Extracting the hashtag field from the raw Tweet data - Cloud - 8.0

Kafka

Version
Cloud
8.0
Language
English
Product
Talend Big Data
Talend Big Data Platform
Talend Data Fabric
Talend Real-Time Big Data Platform
Module
Talend Studio
Content
Data Governance > Third-party systems > Messaging components (Integration) > Kafka components
Data Quality and Preparation > Third-party systems > Messaging components (Integration) > Kafka components
Design and Development > Third-party systems > Messaging components (Integration) > Kafka components
Last publication date
2024-02-29

Procedure

  1. Double-click tExtractJSONFields to open its Component view.
    As you can read from https://dev.twitter.com/overview/api/entities-in-twitter-objects#hashtags, the raw Tweet data uses the JSON format.
  2. Click Sync columns to retrieve the schema from its preceding component. This is actually the read-only schema of tKafkaInput, since tWindow does not impact the schema.
  3. Click the [...] button next to Edit schema to open the schema editor.
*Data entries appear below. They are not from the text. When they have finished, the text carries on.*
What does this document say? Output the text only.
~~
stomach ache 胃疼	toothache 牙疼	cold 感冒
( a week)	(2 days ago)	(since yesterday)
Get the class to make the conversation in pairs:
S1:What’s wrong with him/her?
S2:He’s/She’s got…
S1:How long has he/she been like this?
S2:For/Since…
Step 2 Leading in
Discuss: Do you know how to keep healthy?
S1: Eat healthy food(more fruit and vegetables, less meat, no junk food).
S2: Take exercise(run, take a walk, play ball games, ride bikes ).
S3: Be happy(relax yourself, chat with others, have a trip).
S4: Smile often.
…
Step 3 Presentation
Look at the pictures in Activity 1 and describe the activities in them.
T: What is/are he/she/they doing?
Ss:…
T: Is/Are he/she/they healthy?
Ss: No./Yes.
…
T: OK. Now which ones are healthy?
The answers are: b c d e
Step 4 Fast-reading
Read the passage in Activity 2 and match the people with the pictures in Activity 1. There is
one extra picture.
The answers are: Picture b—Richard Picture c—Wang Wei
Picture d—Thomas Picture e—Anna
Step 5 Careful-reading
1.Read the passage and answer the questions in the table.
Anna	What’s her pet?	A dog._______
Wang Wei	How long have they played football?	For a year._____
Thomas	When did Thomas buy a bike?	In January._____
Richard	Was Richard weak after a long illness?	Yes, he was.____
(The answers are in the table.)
  4. Rename the single column of the output schema to hashtag. This column is used to carry the hashtag field extracted from the Tweet JSON data.
  5. Click OK to validate these changes.
  6. From the Read by list, select JsonPath.
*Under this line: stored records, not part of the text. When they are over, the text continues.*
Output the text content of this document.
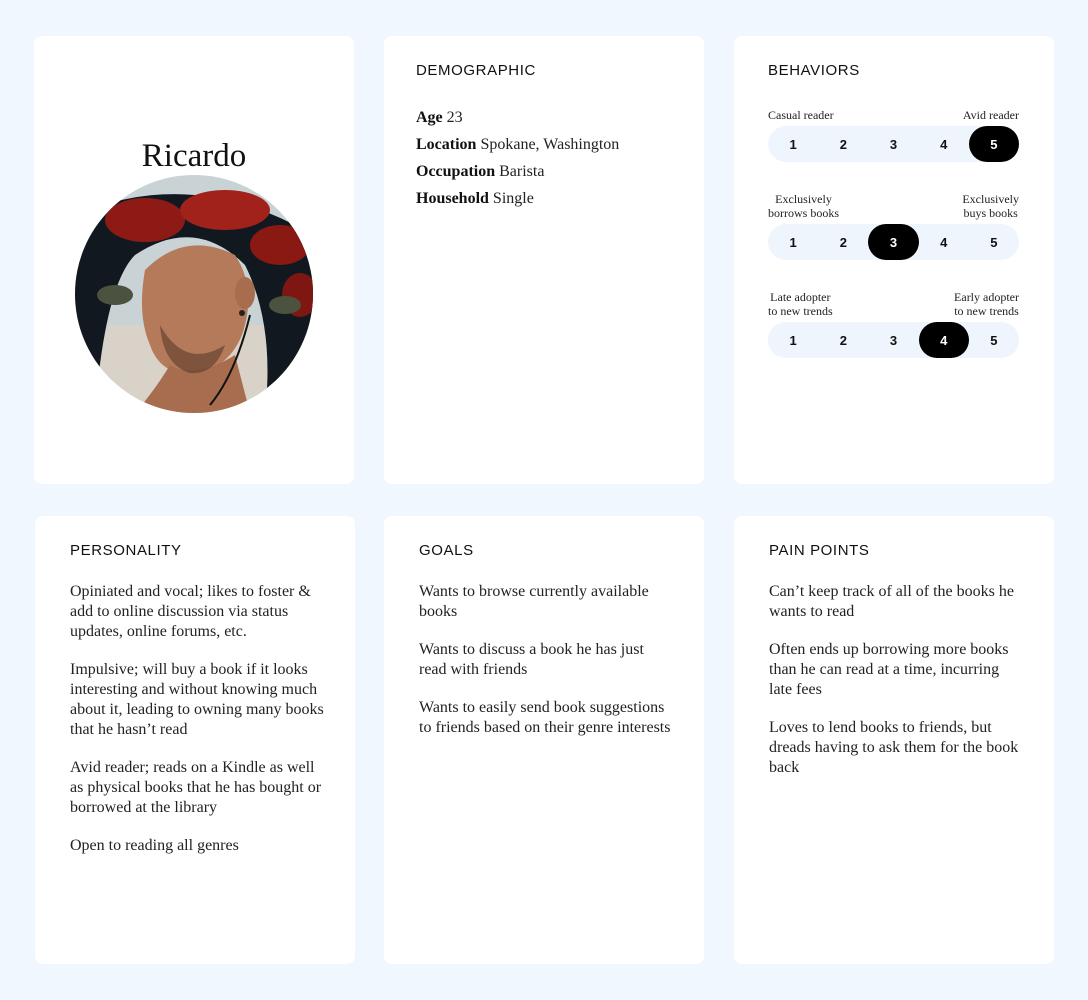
Ricardo
DEMOGRAPHIC
Age 23
Location Spokane, Washington
Occupation Barista
Household Single
BEHAVIORS
Casual reader	Avid reader
1	2	3	4	5
Exclusively
borrows books
Exclusively
buys books
1	2	3	4	5
Late adopter
to new trends
Early adopter
to new trends
1	2	3	4	5
PERSONALITY
Opiniated and vocal; likes to foster & add to online discussion via status updates, online forums, etc.
Impulsive; will buy a book if it looks interesting and without knowing much about it, leading to owning many books that he hasn’t read
Avid reader; reads on a Kindle as well as physical books that he has bought or borrowed at the library
Open to reading all genres
GOALS
Wants to browse currently available books
Wants to discuss a book he has just read with friends
Wants to easily send book suggestions to friends based on their genre interests
PAIN POINTS
Can’t keep track of all of the books he wants to read
Often ends up borrowing more books than he can read at a time, incurring late fees
Loves to lend books to friends, but dreads having to ask them for the book back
  7. From the JSON field list, select the column of the input schema from which you need to extract fields. In this scenario, it is payload.
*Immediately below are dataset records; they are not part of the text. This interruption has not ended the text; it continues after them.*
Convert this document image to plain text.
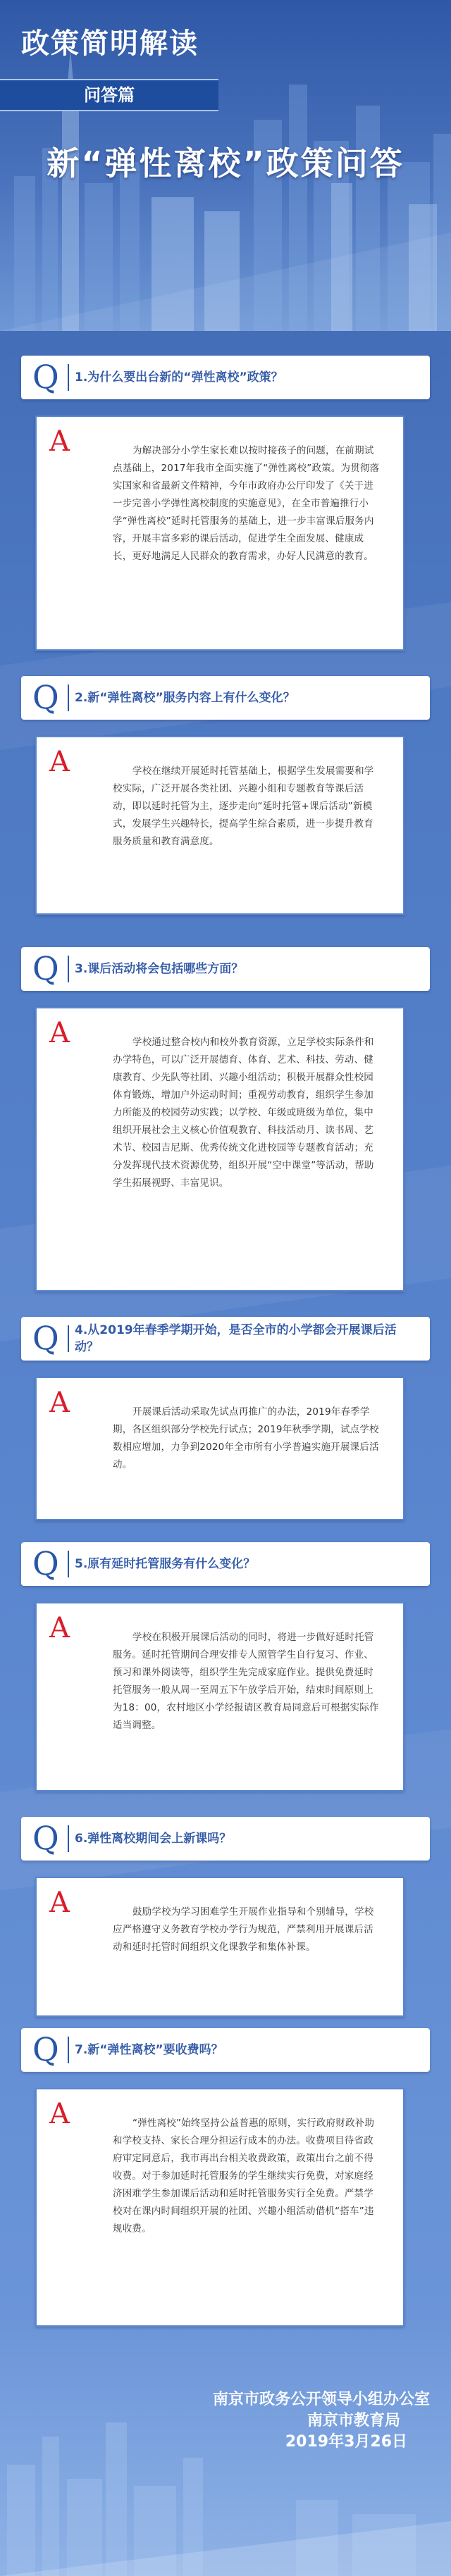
政策简明解读
问答篇
新“弹性离校”政策问答
Q 1.为什么要出台新的“弹性离校”政策？
A	为解决部分小学生家长难以按时接孩子的问题，在前期试点基础上，2017年我市全面实施了“弹性离校”政策。为贯彻落实国家和省最新文件精神，今年市政府办公厅印发了《关于进一步完善小学弹性离校制度的实施意见》，在全市普遍推行小学“弹性离校”延时托管服务的基础上，进一步丰富课后服务内容，开展丰富多彩的课后活动，促进学生全面发展、健康成长，更好地满足人民群众的教育需求，办好人民满意的教育。
Q 2.新“弹性离校”服务内容上有什么变化？
A	学校在继续开展延时托管基础上，根据学生发展需要和学校实际，广泛开展各类社团、兴趣小组和专题教育等课后活动，即以延时托管为主，逐步走向“延时托管+课后活动”新模式，发展学生兴趣特长，提高学生综合素质，进一步提升教育服务质量和教育满意度。
Q 3.课后活动将会包括哪些方面？
A	学校通过整合校内和校外教育资源，立足学校实际条件和办学特色，可以广泛开展德育、体育、艺术、科技、劳动、健康教育、少先队等社团、兴趣小组活动；积极开展群众性校园体育锻炼，增加户外运动时间；重视劳动教育，组织学生参加力所能及的校园劳动实践；以学校、年级或班级为单位，集中组织开展社会主义核心价值观教育、科技活动月、读书周、艺术节、校园吉尼斯、优秀传统文化进校园等专题教育活动；充分发挥现代技术资源优势，组织开展“空中课堂”等活动，帮助学生拓展视野、丰富见识。
Q 4.从2019年春季学期开始，是否全市的小学都会开展课后活动？
A	开展课后活动采取先试点再推广的办法，2019年春季学期，各区组织部分学校先行试点；2019年秋季学期，试点学校数相应增加，力争到2020年全市所有小学普遍实施开展课后活动。
Q 5.原有延时托管服务有什么变化？
A	学校在积极开展课后活动的同时，将进一步做好延时托管服务。延时托管期间合理安排专人照管学生自行复习、作业、预习和课外阅读等，组织学生先完成家庭作业。提供免费延时托管服务一般从周一至周五下午放学后开始，结束时间原则上为18：00，农村地区小学经报请区教育局同意后可根据实际作适当调整。
Q 6.弹性离校期间会上新课吗？
A	鼓励学校为学习困难学生开展作业指导和个别辅导，学校应严格遵守义务教育学校办学行为规范，严禁利用开展课后活动和延时托管时间组织文化课教学和集体补课。
Q 7.新“弹性离校”要收费吗？
A	“弹性离校”始终坚持公益普惠的原则，实行政府财政补助和学校支持、家长合理分担运行成本的办法。收费项目待省政府审定同意后，我市再出台相关收费政策，政策出台之前不得收费。对于参加延时托管服务的学生继续实行免费，对家庭经济困难学生参加课后活动和延时托管服务实行全免费。严禁学校对在课内时间组织开展的社团、兴趣小组活动借机“搭车”违规收费。
南京市政务公开领导小组办公室
南京市教育局
2019年3月26日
  8. In the Loop Jsonpath query field, enter JSON path pointing to the element over which extraction is looped. According to the JSON structure of a Tweet as you can read from the documentation of Twitter, enter $.entities.hashtags to loop over the hashtags entity.
  9. In the Mapping table, in which the hashtag column of the output schema has been filled in automatically, enter the element on which the extraction is performed. In this example, this is the text attribute of each hashtags entity. Therefore, enter text within double quotation marks in the Json query column.